Unsecured personal loans, which can be obtained from a bank, credit union, or online lender, can be used for a variety of personal purposes, including the installation of a new energy-efficient heating system in your home or the consolidation of high-interest consumer debt, such as a credit card balance.
It’s typically preferable to save for a major purchase, even if it takes a few months or even years. If you find yourself in a scenario where this isn’t possible, a personal loan may be a better option than putting the charge on your credit card.
So, what’s stopping individuals from taking out a loan to buy a yacht and sailing away to the Mediterranean, never to be seen again? Simple: You must meet the lender’s credit, income, and other financial conditions before they can lend you money. These requirements can differ from one lender to the next, based on risk tolerance and other considerations.
Meeting the conditions of your chosen lender ensures that you will be able to repay the loan. Because they don’t require any collateral to secure the transaction, unsecured personal loans may be riskier for lenders than other types of loans. This is when the lending criteria come into play.
Most lenders, for example, have credit score or income criteria, and others may charge an origination fee.
The relevance of a certain category to your lender may influence not only whether you qualify for a personal loan, but also at what rate and for how long.
Because every lender is different, there is no one-size-fits-all list of qualifications for an unsecured personal loan. Instead, here’s a rundown of what lenders are likely to look for in a borrower to help you be more prepared as you start applying.
SoFi Credit Score 2022
Credit score is one of the most important factors lenders consider when evaluating a potential borrower for a loan. In general, the higher a credit score is, the more likely a lender is to provide a borrower a loan with a lower interest rate. If everything else is equal, you’ll want the lowest interest rate feasible on your loan; it can make a considerable difference in the total cost of your loan over time.
You should inquire whether a lender intends to conduct a “soft” credit check as part of the prequalification procedure (this is where you check your rates). To evaluate if you’re a good candidate for a personal loan, many lenders perform a soft credit check first—that is, a credit check that does not damage your credit score.
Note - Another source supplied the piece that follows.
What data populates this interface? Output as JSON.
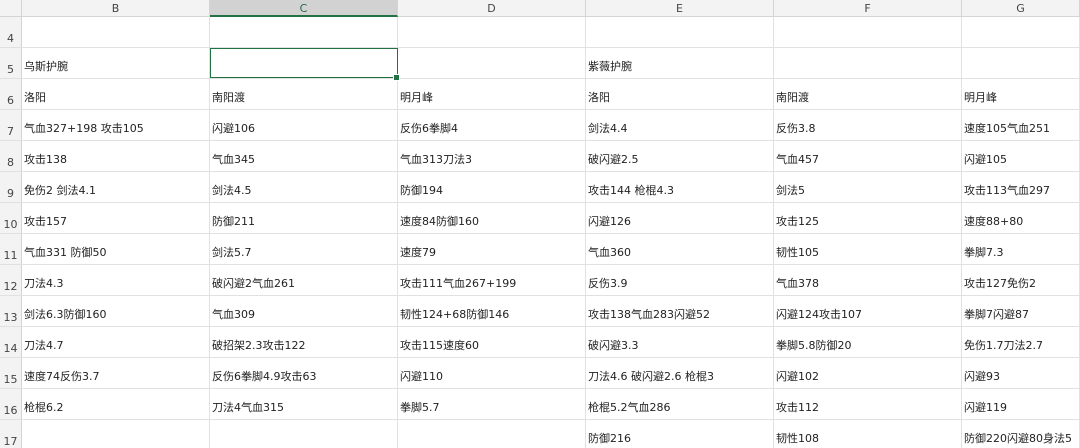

Lenders will typically conduct a hard credit check as the process progresses and an applicant files for a personal loan (that is, a deep dive into your credit history). A soft credit check has no effect on your credit score, but a hard credit check can lower your score by five to ten points and can last for several months.
When it comes to unsecured loans, some lenders are more strict—if you have a lower credit score or a shorter credit history, for example, it may be more difficult to find a loan program that fits your needs.
Some lenders, on the other hand, may look at both your credit history and credit score, as well as other financial indicators like your salary, to get a more complete picture of your financial status.
SoFi Origination Fee
An origination fee, which is a fee charged to cover the cost of processing the loan, is charged by certain lenders but not all. The origination fee is often a percentage of the overall loan amount, ranging from 1% to 8% of the total amount borrowed.
You should keep this in mind because, depending on the loan size, this might be a significant quantity of money. This amount can usually be added to the total of your loan or paid for with the loan itself.
Personal loans are classified as either collateralized or uncollateralized. Collateral is typically something of value that is used as security for a loan repayment. If the borrower defaults, the bank or lender may be able to confiscate the borrower’s property.
A “secured loan” is one that necessitates the provision of collateral. When it doesn’t, the loan is referred to as a “unsecured loan.”
The level of security is determined from the perspective of the bank or lender; an unsecured loan may appear less secure to them because it is “secured” solely by a person’s personal financial picture rather than a tangible asset such as a car or a house, and they take that into account when making the loan.
Because the conditions for secured and unsecured loans are likely to differ, you should inquire about them to see what they have to offer and see if you qualify.
When people talk about personal loans, they almost always mean unsecured personal loans. These loans may have higher interest rates or be more difficult to qualify for than secured personal loans because they are not backed by collateral.
Personal loans may, however, be subject to collateral requirements from some lenders and banks. Anything from vehicles to real estate can be used as collateral, and it can be taken if you don’t pay your loan back. This is the tradeoff you should think about: putting your home on the line means you risk losing it, but taking that risk may qualify you for a lower interest rate. This is why:
Collateral provides further confidence to your lender that they will be paid back. On the other hand, providing collateral may have hidden expenses. Some lenders, for example, may request supplementary insurance in the event that the collateralized property is harmed.